By Jay Bendlin
The coronavirus swept the nation this past spring, canceling many spring sports and sending hundreds of athletes home with no season. With so many question marks involving the virus and the fall season around the corner, one soccer player is training through the uncertainty.
Senior Kaio DaSilva was ready to leave his mark on UAlbany in one last season. With graduation in mind for December, DaSilva hoped to go out with a bang.
Despite officially being a defender, DaSilva can be found on any part of the field. In his first two seasons with the Great Danes, DaSilva tallied six goals and six assists. When starting as a sophomore at UAlbany, Kaio DaSilva played more of a defensive role zooming from one side to another, but as his speed began to show, he began to play where he belongs; in enemy territory, outrunning their defenders.

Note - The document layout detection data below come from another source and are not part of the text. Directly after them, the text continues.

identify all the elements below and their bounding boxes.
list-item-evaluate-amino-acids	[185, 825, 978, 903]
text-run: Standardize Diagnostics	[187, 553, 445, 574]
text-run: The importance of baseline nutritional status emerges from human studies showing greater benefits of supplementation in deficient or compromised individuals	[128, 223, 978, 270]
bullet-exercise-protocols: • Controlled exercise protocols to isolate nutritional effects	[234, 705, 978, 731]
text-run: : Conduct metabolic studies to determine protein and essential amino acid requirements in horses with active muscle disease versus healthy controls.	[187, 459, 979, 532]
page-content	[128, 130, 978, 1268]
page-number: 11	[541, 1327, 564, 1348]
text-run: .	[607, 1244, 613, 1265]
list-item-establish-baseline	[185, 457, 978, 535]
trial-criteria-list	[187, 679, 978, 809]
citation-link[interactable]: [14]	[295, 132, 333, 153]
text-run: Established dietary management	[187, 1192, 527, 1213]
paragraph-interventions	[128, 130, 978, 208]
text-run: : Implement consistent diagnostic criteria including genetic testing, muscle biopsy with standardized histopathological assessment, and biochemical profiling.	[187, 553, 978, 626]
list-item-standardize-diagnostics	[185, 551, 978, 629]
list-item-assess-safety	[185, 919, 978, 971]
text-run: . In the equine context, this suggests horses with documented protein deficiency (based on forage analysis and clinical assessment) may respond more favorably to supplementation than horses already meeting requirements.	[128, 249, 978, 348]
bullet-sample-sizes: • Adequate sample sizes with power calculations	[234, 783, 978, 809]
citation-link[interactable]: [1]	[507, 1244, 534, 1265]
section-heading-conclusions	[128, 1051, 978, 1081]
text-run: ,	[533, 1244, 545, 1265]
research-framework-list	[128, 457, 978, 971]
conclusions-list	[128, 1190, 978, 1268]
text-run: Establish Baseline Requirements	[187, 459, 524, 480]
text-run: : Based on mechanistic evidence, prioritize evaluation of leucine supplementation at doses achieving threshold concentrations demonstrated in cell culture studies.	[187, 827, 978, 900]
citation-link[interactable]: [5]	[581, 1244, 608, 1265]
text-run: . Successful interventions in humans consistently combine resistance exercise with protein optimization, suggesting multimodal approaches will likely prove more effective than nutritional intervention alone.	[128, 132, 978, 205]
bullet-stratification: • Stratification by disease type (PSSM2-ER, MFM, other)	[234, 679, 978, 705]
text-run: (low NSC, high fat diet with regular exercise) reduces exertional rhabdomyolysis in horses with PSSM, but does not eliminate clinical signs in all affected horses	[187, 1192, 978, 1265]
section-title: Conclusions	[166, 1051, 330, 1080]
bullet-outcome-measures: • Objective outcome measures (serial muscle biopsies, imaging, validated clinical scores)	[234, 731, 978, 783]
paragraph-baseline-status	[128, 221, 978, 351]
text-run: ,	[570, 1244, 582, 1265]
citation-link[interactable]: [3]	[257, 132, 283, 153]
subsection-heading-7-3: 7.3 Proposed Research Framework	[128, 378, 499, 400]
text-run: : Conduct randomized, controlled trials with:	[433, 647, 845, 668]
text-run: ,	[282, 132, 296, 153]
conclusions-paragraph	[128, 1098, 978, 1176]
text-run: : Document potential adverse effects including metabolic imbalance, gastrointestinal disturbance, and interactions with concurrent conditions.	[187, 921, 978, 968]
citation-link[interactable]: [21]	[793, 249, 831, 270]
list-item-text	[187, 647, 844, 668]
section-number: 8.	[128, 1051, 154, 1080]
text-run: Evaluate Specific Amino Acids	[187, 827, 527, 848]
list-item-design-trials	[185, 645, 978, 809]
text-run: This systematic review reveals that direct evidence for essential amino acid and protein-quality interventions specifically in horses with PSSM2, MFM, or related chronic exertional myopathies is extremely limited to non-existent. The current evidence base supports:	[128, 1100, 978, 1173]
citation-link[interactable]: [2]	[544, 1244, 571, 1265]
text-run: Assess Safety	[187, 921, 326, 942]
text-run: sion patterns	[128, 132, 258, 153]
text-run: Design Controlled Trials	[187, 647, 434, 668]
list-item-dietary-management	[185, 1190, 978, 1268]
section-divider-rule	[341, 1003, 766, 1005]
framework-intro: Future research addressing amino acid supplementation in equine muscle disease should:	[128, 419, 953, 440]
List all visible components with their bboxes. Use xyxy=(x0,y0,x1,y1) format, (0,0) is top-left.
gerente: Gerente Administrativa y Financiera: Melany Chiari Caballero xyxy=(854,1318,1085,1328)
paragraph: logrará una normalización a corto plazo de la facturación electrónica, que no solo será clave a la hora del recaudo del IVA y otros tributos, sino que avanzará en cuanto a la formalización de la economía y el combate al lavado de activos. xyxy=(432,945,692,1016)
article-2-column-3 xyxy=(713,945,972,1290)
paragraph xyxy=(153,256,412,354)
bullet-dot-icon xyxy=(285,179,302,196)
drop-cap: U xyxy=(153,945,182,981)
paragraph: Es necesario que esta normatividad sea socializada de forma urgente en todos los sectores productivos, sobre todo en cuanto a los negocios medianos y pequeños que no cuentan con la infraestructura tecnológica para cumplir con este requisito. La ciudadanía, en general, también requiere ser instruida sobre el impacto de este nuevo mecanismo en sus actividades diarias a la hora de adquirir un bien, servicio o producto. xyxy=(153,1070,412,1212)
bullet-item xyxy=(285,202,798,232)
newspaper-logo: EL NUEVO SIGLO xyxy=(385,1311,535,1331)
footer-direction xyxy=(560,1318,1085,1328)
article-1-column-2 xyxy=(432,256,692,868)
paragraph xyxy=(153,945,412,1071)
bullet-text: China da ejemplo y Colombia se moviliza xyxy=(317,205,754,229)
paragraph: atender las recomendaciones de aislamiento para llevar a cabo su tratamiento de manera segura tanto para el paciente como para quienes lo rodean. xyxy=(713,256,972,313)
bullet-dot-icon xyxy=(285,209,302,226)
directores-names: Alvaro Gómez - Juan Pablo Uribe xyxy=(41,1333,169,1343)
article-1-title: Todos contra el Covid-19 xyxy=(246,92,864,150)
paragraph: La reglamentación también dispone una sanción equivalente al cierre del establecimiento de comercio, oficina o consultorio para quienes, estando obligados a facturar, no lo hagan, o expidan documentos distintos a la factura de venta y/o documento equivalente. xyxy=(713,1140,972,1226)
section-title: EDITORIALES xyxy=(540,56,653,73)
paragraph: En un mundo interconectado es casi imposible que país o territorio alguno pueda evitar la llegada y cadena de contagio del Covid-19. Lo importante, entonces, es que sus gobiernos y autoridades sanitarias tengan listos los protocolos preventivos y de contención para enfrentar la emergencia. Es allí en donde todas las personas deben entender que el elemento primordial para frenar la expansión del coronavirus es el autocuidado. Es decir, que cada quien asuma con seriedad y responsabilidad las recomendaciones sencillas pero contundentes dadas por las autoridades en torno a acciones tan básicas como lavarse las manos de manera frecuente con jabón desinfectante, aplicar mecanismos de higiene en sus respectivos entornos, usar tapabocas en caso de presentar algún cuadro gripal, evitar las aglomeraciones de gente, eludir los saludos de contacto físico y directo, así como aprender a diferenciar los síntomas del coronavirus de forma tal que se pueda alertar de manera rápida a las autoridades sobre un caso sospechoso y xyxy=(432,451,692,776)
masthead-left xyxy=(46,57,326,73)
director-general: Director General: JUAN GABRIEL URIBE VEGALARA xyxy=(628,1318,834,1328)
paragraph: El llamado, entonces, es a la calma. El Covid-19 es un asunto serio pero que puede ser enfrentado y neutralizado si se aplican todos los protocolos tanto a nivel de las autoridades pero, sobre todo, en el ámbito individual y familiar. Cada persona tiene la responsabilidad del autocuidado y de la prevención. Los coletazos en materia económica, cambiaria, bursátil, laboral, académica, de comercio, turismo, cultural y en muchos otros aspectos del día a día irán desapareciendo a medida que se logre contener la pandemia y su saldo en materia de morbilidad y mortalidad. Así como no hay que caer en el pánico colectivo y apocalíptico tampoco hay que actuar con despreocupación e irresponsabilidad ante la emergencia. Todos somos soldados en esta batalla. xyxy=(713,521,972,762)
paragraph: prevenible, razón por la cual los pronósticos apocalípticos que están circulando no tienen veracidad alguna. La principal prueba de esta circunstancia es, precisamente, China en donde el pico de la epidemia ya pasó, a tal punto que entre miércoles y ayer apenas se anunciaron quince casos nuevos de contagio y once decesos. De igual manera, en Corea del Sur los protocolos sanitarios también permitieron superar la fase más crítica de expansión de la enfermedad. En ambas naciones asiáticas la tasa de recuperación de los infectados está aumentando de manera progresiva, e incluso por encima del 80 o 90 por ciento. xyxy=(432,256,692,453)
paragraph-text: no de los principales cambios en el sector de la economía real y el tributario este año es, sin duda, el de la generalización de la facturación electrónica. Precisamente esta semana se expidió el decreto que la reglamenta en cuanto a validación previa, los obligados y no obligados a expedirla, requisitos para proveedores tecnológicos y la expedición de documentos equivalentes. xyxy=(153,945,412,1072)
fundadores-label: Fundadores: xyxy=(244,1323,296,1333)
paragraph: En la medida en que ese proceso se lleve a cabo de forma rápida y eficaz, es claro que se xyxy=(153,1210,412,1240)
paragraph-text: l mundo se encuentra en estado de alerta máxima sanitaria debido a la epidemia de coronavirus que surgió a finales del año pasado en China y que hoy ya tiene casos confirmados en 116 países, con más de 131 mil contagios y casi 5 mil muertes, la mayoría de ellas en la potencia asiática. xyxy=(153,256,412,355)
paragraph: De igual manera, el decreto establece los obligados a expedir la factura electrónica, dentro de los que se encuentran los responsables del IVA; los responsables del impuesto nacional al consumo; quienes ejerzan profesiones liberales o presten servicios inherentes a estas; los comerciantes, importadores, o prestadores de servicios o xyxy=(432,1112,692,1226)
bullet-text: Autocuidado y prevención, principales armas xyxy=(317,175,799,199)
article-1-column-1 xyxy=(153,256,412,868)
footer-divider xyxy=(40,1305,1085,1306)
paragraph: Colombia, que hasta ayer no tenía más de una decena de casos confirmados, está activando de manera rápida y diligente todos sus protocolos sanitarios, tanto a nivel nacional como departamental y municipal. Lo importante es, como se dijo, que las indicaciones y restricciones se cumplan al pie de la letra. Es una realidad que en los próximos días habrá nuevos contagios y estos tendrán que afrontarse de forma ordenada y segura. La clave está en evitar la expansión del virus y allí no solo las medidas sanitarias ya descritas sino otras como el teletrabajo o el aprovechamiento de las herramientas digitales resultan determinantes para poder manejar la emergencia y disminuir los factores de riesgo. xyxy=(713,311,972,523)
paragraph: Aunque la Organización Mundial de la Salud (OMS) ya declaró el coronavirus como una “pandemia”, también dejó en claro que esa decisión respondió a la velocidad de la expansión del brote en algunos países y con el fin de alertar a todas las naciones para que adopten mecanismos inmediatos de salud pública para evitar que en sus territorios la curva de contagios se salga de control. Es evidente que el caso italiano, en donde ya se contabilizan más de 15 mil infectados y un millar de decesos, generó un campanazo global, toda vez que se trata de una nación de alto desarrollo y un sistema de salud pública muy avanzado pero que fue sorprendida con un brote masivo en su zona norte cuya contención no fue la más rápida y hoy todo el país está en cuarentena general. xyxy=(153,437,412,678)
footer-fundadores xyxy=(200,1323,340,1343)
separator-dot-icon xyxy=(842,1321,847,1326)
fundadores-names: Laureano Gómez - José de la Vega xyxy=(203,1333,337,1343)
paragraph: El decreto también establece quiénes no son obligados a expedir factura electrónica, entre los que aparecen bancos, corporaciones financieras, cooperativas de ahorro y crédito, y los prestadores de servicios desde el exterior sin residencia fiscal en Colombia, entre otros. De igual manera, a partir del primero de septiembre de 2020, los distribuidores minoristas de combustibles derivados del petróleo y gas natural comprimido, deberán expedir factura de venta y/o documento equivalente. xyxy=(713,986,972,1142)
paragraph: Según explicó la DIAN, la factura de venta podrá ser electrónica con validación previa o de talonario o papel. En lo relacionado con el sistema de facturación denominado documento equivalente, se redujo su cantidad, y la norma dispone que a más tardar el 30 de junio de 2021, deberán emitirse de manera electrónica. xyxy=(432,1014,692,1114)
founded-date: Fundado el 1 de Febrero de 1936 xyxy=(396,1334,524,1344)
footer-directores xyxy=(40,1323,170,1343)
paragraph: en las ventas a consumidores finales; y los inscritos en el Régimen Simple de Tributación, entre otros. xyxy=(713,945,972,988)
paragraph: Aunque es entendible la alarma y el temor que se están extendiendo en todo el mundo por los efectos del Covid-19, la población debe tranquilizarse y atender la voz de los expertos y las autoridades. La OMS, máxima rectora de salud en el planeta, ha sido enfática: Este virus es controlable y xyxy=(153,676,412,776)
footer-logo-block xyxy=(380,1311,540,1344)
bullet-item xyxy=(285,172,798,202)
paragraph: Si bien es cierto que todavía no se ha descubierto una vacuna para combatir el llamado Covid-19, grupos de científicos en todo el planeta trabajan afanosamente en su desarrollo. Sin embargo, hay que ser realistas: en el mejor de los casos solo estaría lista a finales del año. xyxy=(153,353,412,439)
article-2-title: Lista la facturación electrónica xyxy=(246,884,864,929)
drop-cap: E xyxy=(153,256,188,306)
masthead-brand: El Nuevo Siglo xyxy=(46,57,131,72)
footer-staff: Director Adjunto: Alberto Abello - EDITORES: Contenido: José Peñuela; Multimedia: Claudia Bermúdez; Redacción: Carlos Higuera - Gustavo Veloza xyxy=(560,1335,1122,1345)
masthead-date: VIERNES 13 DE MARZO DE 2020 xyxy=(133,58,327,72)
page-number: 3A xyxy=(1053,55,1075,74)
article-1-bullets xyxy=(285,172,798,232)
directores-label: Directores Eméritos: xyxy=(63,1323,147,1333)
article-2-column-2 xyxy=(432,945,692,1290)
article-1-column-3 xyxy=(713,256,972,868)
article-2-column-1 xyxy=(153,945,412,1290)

As DaSilva gained more playing time (playing in all 17 games in 2019) and got a better understanding of his role with the Great Danes, he began to gain momentum. The momentum he was hoping to bring into the 2020 season.
“I feel like I didn’t reach my potential,” said DaSilva. “The last semester should be the best semester.”
DaSilva had planned on running Track and Field this past spring under Puerto Rican Olympic coach Roberto Vives. Despite the NCAA honoring the lost eligibility, for DaSilva, it is an experience lost as he will graduate this coming December.
“I never got to make my debut.” DaSilva said, “but I still took a lot away from training with Coach Vives and that group because there were many great athletes and a very great coach.”
With the coronavirus claiming more lives every day, large sporting events are seeming less and less likely to occur. With new announcements and postponements every day, motivation is hard to come by.
“For myself, I’ve tried to keep the same mentality as if we were training to compete because there are so many unknowns with what’s to come,” DaSilva said. “That’s what I’ve been telling myself as well as keeping a structure, that’s what athletes live off of; the structure of training.”
With gyms and fields closed or with minimal capacity, the ease of use for facilities on campus can’t be met while at home. One of the hardest parts of training at home is staying accountable when it takes more effort to get the training in. “There is no one else holding your accountable but yourself,” stressed DaSilva.
Luckily when quarantine first started, DaSilva had someone else to keep him accountable. His cousin on the Memphis 901 FC, a professional team in Memphis, Tennessee. The excursion in March was intended to be a short five-day trip to watch a game and reacquaint with his cousin whom he doesn’t see often but with the sudden restrictions, it turned into a seven-week quarantine.
“I was very blessed to be with my cousin,” DaSilva said. “Obviously things happened very quickly and we had to adjust. I was blessed to have a good situation with him, I tried to take advantage of the opportunity. I was living with him for the first time and it was a different experience, we used that to stay strong during the quarantine. We were trying to maintain fitness because we didn’t know if his league was going to come back or if our spring sports would come back.”
Through the experience in Memphis and current events, DaSilva has grown to realize one thing is the most important of all, gratitude.
While many families might be growing irritated with each other, being forced to stay indoors for longer periods of time, the DaSilva clan is the opposite.
DaSilva says he truly appreciates the time with his family because late July would be around the time when he would report to Albany to prepare for the season.
“My family and where I am from is the single greatest driving force for my aspirations,” DaSilva said. Those before me had nowhere near the opportunities I have and I will never forget that.”
On July 7th, the Ivy League announced their postponement on all fall sports.
Although UAlbany announced they will be anticipating a combination of in-person and online learning for the fall, it is possible that we see a pattern of canceled seasons and a move to online learning for the fall semester.
With an ideal living situation with his teammates, DaSilva is itching to return to campus but respects whatever decision the university decides.
According to DaSilva, “If the America East and UAlbany follow suit then we will have to respect their decision because they feel it is unsafe to the players.”
With a second wave imminent, only time will tell DaSilva and his fellow Great Danes will be able to play again.
If sports were to be canceled DaSilva stated that he would finish his last semester and graduate as his family’s first college graduate. This will be a feat that will be celebrated with, or without a soccer season.